Topics: Humans; Female; Breast Neoplasms; Prospective Studies; Ketorolac; Neoplasm Recurrence, Local; Anesthesia, Conduction; Lidocaine
PubMed: 38127958
DOI: 10.1371/journal.pone.0296158 -
Heliyon Dec 2023Ciprofol (HSK3486) is a novel gamma-aminobutyric acid type A (GABAA) receptor agonist that has attracted wide attention because of its lower injection pain and fewer...
BACKGROUND
Ciprofol (HSK3486) is a novel gamma-aminobutyric acid type A (GABAA) receptor agonist that has attracted wide attention because of its lower injection pain and fewer adverse events. We summarized all available evidence and analyzed the efficacy and safety of ciprofol during procedural sedation and anesthesia induction.
METHODS
An electronic search of PubMed, Embase, Cochrane Library, Web of Science, Google Scholar, Science Direct, the Chinese National Knowledge Infrastructure, Wan Fang Data, and the VIP Chinese Journal Service platform was conducted from inception of databases to March 1, 2023. Risk ratio (RR) and mean difference (MD) with 95 % confidence interval (CI) were used separately for binary categorical and continuous variables. We performed trial sequential analysis and the Grading of Recommendations, Assessment, Development, and Evaluation (GRADE) methodology to judge the certainty of evidence.
RESULTS
Fifteen randomized controlled trials with 2441 patients were included in this study.

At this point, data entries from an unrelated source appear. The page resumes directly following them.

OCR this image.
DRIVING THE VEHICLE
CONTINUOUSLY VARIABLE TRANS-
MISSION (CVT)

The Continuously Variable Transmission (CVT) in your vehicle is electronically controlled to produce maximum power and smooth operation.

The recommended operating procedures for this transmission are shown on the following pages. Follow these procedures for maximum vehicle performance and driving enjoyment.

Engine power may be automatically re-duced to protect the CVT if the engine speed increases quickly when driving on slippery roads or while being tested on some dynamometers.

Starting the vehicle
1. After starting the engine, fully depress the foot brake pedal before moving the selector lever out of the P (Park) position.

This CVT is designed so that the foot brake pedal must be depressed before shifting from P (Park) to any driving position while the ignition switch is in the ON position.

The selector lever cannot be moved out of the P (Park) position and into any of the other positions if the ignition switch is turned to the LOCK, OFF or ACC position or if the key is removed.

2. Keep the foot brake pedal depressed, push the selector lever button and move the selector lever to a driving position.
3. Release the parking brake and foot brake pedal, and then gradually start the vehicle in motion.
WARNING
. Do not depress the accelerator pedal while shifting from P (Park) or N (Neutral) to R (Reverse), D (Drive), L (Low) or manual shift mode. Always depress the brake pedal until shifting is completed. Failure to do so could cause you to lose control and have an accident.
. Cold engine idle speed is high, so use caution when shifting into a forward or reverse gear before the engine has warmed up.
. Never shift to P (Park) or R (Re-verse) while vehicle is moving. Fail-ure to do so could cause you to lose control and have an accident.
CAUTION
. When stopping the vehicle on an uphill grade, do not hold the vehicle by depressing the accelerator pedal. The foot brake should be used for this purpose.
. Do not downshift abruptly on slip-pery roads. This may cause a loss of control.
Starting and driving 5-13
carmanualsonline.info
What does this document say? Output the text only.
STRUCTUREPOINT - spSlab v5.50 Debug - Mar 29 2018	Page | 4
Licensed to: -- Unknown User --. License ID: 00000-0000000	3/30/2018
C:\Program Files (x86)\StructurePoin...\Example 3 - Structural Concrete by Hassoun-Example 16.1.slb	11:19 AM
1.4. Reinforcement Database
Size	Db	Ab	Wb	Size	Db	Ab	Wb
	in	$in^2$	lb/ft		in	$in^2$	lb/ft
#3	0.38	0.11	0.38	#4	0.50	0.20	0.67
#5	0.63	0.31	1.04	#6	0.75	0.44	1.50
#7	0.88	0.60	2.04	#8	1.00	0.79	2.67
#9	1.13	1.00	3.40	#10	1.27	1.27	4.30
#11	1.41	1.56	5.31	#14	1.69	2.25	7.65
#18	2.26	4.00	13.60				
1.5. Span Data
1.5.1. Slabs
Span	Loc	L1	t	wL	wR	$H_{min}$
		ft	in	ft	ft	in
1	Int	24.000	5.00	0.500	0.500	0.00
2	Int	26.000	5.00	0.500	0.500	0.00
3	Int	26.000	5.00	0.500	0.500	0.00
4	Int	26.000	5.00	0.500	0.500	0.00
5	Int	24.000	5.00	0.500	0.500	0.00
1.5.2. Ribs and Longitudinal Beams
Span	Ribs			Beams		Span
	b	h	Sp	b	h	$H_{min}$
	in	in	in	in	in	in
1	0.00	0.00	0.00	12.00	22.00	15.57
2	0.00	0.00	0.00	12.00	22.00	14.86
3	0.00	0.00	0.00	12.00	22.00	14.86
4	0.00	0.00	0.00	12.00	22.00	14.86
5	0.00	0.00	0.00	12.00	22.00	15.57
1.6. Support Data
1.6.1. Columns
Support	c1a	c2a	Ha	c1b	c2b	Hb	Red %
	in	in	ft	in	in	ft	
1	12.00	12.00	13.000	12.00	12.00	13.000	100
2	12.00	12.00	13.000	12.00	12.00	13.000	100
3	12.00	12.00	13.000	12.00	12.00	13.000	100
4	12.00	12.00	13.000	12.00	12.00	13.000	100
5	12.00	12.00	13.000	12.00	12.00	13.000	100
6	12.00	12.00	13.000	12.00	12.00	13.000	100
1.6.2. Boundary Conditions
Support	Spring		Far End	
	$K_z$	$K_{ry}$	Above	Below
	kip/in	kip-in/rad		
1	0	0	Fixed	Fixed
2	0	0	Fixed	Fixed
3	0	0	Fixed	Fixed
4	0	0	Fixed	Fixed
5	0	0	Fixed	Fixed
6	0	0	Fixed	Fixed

Ciprofol showed similar advantages to propofol in terms of induction success rate (RR = 1, 95 % CI = 0.99, 1.01, moderate certainty) and induction time (MD = 3.31, 95 % CI = -0.34, 6.95, low certainty), but did not increase the incidence of adverse events (RR = 0.88, 95 % CI = 0.78, 1.00, very low certainty), such as bradycardia (RR = 0.96, 95 % CI = 0.77, 1.21, high certainty), hypoxia (RR = 0.79, 95 % CI = 0.46, 1.37, p = 0.40, moderate certainty) and other adverse events. Although it may be associated with a longer time to be fully alert (MD = 1.22, 95 % CI = 0.32, 2.12, very low certainty), ciprofol significantly reduced injection pain (RR = 0.15, 95 % CI 0.09, 0.24, low certainty) and may have reduced the incidence of hypotension (RR = 0.77, 95 % CI = 0.63, 0.94, low certainty) and respiratory depression (RR = 0.29, 95 % CI = 0.15, 0.56, moderate certainty).
CONCLUSION
Ciprofol and propofol had similar effects on most outcomes. While the time to full alertness may be prolonged, injection pain was significantly reduced, and hypotension and respiratory depression may be reduced compared with propofol. We believe that ciprofol is an effective alternative to intravenous anesthetic agents.